The project was founded on the premise that the life cycle and cost of cases were inextricably linked and that a long-running case meant costs incurred could sometimes be higher than the damages paid. The new approach involved analysing each stage of a case and designing the most efficient processes to enable Simpson & Marwick’s legally-trained staff to devise quick and appropriate strategies for resolution.

Adele Summers, Simpson & Marwick’s systems manager, says: “From the early stages of the project, legal and IT teams have worked closely to ensure the systems developed directly support and drive the new business model.”

Development of software has taken place in-house and has been continuously monitored to ensure anticipated outcomes are met. Summers says: “The resounding success of the systemisation model is a testament to the collaborative approach used.”

Cases were compared before and after the systemisation team was set up. There was improved performance across all claim types handled in the year following the team’s inception, compared with claims from the year before it was established – a 66 per cent reduction in the average case life cycle and a 24 per cent reduction in average claimant costs

“Cases are settling more quickly and costs to insurer clients have been reduced – while damages are remaining at the same level, so we are not just paying more to settle quickly,” says Carmichael. “We are securing the same results, but crucially, more quickly and at less cost to the client.”

The initial success means Simpson & Marwick is expanding the systemisation service.

The hard evidence of success chimes with the two previous winners of the innovation award – Millar & Bryce with its land referencing service in 2012 and Russel & Aitken’s home movies to help sell residential properties in 2011.

The runner-up in this year’s innovation category, Dundas & Wilson, took comfort from its win in the new Barr Printers Trainee Firm of the Year award. The firm’s learning and professional development manager, Collette Bartlett, says the award reflects the significance of the way trainees are welcomed into the profession – and the specific commitment of Dundas & Wilson to bringing through its young people. Trainees, she says, are looking beyond the two-year traineeship to grasp the broader learning opportunities – to be “highly-skilled and well-equipped to get good positions when they qualify – especially important in the current market”.

Bartlett says D&W looks to combine best practice in legal education with a learning and development strategy to support its overall business objectives by creating young solicitors who can better serve clients through innovation.

D&W trainees have benefited from their own virtual learning environment since last November, allowing them access to important information at their fingertips and encouraging peer-to-peer learning.
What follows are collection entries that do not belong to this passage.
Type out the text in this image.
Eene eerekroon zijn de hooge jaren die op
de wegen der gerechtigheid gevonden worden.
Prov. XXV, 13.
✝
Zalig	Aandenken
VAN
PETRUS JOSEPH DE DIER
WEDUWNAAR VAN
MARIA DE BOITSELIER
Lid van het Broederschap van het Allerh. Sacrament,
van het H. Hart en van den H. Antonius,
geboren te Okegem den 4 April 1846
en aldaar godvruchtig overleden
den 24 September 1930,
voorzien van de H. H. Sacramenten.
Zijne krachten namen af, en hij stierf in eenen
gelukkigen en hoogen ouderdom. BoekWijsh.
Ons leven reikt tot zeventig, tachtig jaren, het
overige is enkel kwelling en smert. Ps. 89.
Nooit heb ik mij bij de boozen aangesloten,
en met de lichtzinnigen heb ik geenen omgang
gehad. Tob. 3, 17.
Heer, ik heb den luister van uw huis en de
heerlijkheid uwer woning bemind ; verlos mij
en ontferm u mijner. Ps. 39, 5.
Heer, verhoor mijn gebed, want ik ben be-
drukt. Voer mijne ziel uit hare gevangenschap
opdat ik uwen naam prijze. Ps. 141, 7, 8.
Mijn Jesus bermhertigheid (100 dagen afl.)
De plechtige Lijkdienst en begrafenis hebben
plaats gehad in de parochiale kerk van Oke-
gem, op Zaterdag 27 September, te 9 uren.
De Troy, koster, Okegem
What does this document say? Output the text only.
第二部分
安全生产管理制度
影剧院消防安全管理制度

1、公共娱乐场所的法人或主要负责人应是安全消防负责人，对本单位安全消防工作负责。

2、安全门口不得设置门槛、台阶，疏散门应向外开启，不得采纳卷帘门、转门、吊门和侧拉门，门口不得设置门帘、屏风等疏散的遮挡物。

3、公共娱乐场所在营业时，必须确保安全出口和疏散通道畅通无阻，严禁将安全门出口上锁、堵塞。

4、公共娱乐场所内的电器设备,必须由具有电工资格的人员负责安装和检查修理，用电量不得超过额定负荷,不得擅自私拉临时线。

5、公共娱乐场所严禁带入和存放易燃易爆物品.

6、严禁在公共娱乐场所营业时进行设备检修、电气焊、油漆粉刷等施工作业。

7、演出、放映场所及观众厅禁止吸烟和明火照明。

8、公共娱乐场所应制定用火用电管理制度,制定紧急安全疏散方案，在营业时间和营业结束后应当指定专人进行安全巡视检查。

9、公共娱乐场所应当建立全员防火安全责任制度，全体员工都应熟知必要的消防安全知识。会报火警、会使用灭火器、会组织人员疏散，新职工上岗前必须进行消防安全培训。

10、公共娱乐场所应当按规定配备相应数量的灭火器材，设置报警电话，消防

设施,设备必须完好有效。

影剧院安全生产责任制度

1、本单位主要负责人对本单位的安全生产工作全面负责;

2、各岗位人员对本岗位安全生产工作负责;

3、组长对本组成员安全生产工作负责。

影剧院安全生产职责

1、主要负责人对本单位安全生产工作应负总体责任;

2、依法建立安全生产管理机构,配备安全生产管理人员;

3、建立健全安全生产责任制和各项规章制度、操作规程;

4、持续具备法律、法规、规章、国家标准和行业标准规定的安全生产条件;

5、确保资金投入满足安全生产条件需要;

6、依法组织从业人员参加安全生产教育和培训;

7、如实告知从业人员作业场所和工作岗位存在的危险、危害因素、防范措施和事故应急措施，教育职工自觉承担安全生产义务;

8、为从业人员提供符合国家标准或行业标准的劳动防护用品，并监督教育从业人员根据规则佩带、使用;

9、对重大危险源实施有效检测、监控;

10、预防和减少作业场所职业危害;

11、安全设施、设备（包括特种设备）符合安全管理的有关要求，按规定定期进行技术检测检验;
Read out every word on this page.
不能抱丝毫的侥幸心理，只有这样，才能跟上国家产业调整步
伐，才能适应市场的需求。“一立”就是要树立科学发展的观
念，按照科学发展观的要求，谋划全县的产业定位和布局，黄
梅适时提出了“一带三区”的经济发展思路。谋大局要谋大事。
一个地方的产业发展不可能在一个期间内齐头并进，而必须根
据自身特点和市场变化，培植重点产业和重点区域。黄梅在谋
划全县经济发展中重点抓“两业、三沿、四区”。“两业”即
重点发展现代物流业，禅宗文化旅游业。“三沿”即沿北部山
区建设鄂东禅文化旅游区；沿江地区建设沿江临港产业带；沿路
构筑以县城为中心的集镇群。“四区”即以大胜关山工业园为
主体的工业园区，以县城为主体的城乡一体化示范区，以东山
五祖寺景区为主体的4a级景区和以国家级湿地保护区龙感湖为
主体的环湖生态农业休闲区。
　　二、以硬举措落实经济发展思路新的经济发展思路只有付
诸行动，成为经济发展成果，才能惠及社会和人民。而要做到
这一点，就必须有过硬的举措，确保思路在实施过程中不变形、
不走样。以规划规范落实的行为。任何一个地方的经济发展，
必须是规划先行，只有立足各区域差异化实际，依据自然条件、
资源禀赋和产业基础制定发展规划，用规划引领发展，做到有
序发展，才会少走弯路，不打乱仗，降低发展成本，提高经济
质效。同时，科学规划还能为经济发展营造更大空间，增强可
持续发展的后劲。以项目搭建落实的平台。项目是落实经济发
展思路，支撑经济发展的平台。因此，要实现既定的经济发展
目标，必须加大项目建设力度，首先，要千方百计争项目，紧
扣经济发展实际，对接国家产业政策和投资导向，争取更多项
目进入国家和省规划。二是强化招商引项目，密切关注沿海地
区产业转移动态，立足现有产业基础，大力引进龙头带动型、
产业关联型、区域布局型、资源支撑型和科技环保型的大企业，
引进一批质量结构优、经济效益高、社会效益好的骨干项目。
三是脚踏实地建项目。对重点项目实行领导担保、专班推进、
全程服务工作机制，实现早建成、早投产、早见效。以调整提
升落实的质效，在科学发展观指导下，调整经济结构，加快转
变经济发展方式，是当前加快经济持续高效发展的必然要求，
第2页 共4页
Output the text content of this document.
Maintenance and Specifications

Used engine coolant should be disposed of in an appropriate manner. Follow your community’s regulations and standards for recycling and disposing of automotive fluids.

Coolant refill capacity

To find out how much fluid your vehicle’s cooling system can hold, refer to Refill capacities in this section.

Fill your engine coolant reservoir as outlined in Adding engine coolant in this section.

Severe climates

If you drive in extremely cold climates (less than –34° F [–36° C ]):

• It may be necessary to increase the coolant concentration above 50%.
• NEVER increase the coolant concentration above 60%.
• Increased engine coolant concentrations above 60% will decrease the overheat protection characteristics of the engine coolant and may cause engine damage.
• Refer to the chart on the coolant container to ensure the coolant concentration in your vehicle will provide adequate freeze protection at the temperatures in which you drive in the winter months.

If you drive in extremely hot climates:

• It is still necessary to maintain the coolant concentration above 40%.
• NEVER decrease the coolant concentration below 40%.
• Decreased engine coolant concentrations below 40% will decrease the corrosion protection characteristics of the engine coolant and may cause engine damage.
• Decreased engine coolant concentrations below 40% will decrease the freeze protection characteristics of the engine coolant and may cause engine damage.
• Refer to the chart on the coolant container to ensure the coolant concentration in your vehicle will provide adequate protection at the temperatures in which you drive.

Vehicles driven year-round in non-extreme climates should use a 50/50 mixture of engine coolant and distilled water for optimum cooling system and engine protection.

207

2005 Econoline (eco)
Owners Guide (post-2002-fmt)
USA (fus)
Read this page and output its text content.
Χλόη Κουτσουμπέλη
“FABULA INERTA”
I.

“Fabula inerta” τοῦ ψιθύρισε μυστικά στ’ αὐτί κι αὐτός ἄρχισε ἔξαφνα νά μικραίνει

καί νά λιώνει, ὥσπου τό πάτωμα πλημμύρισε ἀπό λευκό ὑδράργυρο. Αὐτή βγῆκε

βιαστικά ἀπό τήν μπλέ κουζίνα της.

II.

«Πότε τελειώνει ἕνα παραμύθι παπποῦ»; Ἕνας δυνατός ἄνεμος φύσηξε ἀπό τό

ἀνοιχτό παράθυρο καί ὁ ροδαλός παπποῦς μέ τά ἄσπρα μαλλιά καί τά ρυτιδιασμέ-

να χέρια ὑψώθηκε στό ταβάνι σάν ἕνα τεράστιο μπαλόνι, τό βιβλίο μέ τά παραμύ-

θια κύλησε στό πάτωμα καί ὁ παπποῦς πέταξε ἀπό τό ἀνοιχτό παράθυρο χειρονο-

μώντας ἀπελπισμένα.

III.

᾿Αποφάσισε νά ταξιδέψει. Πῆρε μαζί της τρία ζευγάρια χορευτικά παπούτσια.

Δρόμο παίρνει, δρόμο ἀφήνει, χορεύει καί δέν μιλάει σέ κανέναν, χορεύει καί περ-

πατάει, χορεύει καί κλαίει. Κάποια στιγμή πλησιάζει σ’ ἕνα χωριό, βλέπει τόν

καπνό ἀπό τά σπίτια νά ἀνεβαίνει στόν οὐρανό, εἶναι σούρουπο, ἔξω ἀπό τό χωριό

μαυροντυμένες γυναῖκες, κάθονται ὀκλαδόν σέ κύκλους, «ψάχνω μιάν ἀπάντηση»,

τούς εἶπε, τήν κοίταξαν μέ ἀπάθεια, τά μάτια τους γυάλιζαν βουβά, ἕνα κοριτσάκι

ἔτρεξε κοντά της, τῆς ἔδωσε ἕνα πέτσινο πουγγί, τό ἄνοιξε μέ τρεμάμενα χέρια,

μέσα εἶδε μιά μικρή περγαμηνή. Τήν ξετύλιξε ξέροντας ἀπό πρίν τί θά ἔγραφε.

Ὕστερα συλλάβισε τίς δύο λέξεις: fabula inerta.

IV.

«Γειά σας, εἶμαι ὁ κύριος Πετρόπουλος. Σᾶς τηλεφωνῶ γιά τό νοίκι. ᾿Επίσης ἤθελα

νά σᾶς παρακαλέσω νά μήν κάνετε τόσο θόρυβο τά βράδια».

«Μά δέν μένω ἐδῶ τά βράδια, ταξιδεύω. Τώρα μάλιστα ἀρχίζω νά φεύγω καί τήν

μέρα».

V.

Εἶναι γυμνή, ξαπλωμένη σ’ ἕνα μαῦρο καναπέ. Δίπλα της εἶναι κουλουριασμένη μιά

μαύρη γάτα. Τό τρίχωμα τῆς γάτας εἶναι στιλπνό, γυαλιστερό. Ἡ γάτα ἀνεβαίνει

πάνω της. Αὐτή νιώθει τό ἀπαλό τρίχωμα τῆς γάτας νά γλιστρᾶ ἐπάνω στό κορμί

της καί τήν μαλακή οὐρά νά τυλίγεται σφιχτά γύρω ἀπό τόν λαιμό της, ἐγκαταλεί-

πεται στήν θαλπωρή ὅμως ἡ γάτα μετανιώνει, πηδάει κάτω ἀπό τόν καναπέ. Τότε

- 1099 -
They also have access to future training programmes two or three months in advance to enable them to plan client work around their training – and work under a junior lawyer development programme, which runs for four years and better aligns the traineeship with future development.

“We are delighted to be recognised for putting the right structures in place to ensure that we continue to develop a sustainable group of newly-qualified solicitors who can contribute to the business,” Bartlett concludes.

Another new award – the Law Society of Scotland’s In-House Legal Team of the Year – was shared between Standard Life and Scottish Water.

Judges recognised the very different work done by the two teams and gave a joint award. Tom Axford, head of legal at Scottish Water, thinks that strong testimonials from partners had impressed the judges, as well as the wide variety of work completed by his ten-strong team, including a project in Qatar and significant operations involving renewables.

“I think we have flexibility and responsiveness – and an understanding of the business and its needs and priorities,” says Axford.

The Standard Life team was praised for its growth in 2012 and ability to handle very challenging caseloads. Malcolm Wood, group company secretary and general counsel, says: “Our group legal team thoroughly enjoyed the challenge of meeting the awards submission criteria. The in-house legal team is a great resource to Standard Life, so it’s good to see their excellence recognised by the judges and our peers in this way.”